Coupled Oscillator Dynamics in Brain EEG Signals: Manifestation of synchronization and Across Frequency Energy Exchange by Neutral Turbulence

• Published in: IEEE access Vol. 10; pp. 20445 - 20454
• Main Authors: Pal, Mayukha, Neeraj, Panigrahi, Prasanta K.
• Format: Journal Article
• Language: English
• Published: Piscataway IEEE 2022; The Institute of Electrical and Electronics Engineers, Inc. (IEEE)

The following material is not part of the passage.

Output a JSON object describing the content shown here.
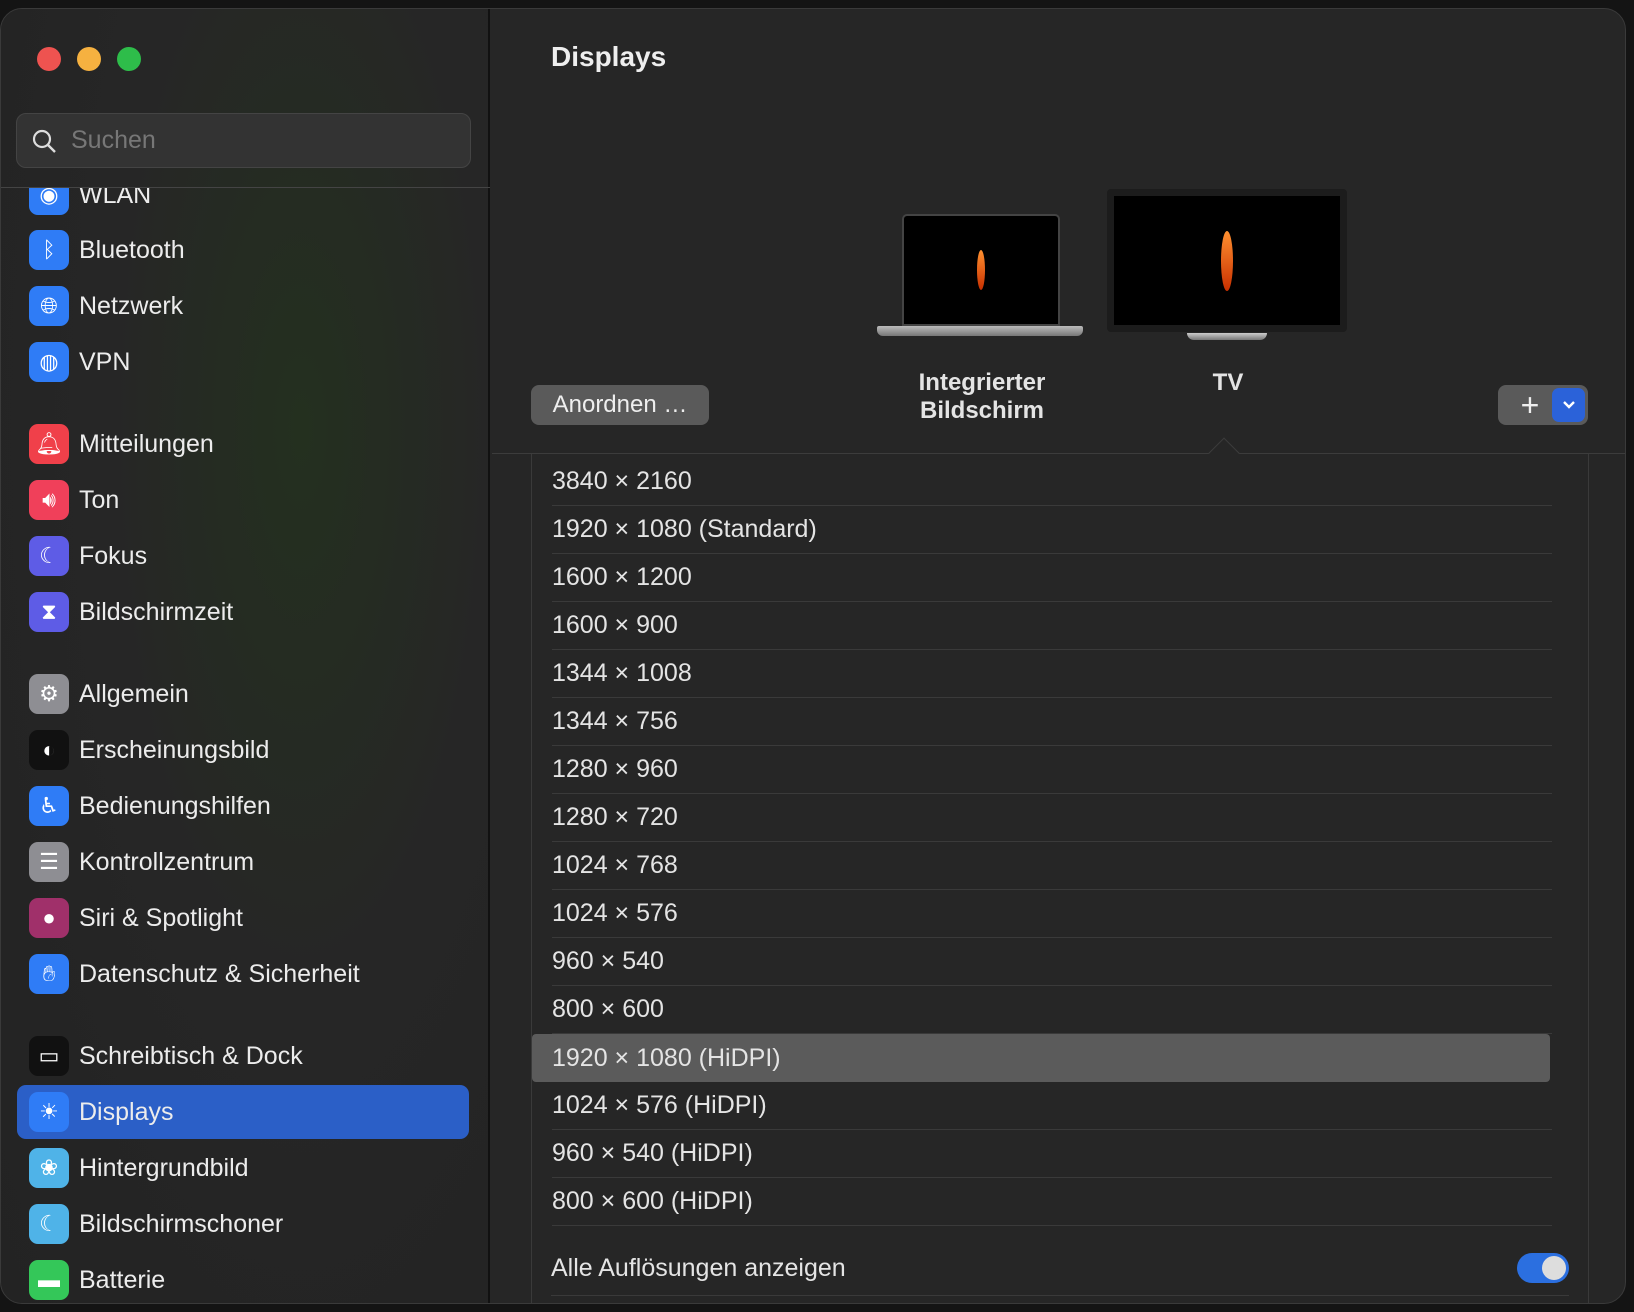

• Subjects: Acceleration; Bistability; Brain; Brain EEG signal and epilepsy; Brain modeling; Carrier waves; Collapse; Convulsions & seizures; damp driven oscillator and limit cycle; Dynamics; Electric potential; Electroencephalography; Energy transfer; Epilepsy; Fourier power spectra and unstable periodic orbits; Frequency ranges; Heisenberg model and neutral turbulence; Orbits; Oscillators; Potential energy; Seizures; Space vehicles; Synchronism; Turbulence; Wave packets; wave packets and coherence
• ISSN: 2169-3536; 2169-3536
• DOI: 10.1109/ACCESS.2022.3151692

Phenomenological models, involving coupled oscillators of both deterministic and stochastic nature, have been invoked to describe the behavior of the EEG signals, with experimental validation. These models derive justification from the fact that the basic electronic unit for potential generation, incorporating capacitive, inductive, and resistive components, as well as the source, is modelled as damped driven oscillator, which can behave independently and may also exhibit synchronized dynamics with others, that can manifest in spatially correlated behavior observed in brain dynamics. Here, using a phase-space approach, we show clear evidence of oscillator dynamics to wave packet collapse and revival in the brain EEG signals, with distinct differences in healthy individuals and epileptic patients. The low frequency components exhibit single oscillator type behavior in a phase-space description, with the potentials as coordinates and their instantaneous changes as the corresponding velocities. The closed paths reveal periodic motion, well described by one linear oscillator or possibly coupled ones with limit cycle dynamics and synchronization at the macroscopic level. The epileptic patients reveal dynamical features of bistability, originating from non-linearity, a prominent feature in the signals from the epileptogenic zone and much enhanced during the periods of seizure. Analogy from the phase-space of oscillator dynamics reveals dominance of potential energy in the signals from the epileptogenic zone, as also in the patients during occurrence of seizure. The acceleration, arising from the change of velocity, is found to be particularly strong in epileptic patients, when the phase space shows bi-stability and bursty behavior. Wave behavior with characteristics of superposition emerges in the frequency range corresponding to the observed unstable periodic orbits that appear at 8-14Hz, centered at 10Hz. A modulated carrier wave is observed for all subjects at 18Hz, higher in width for patients. Coherent wave dynamics, with interference playing a key role in the wave packet collapse and revival, is observed starting from 18Hz, with the coherence getting significantly enhanced around 40-45Hz. Mechanism of intra frequency energy transfer is shown to be neutral turbulence.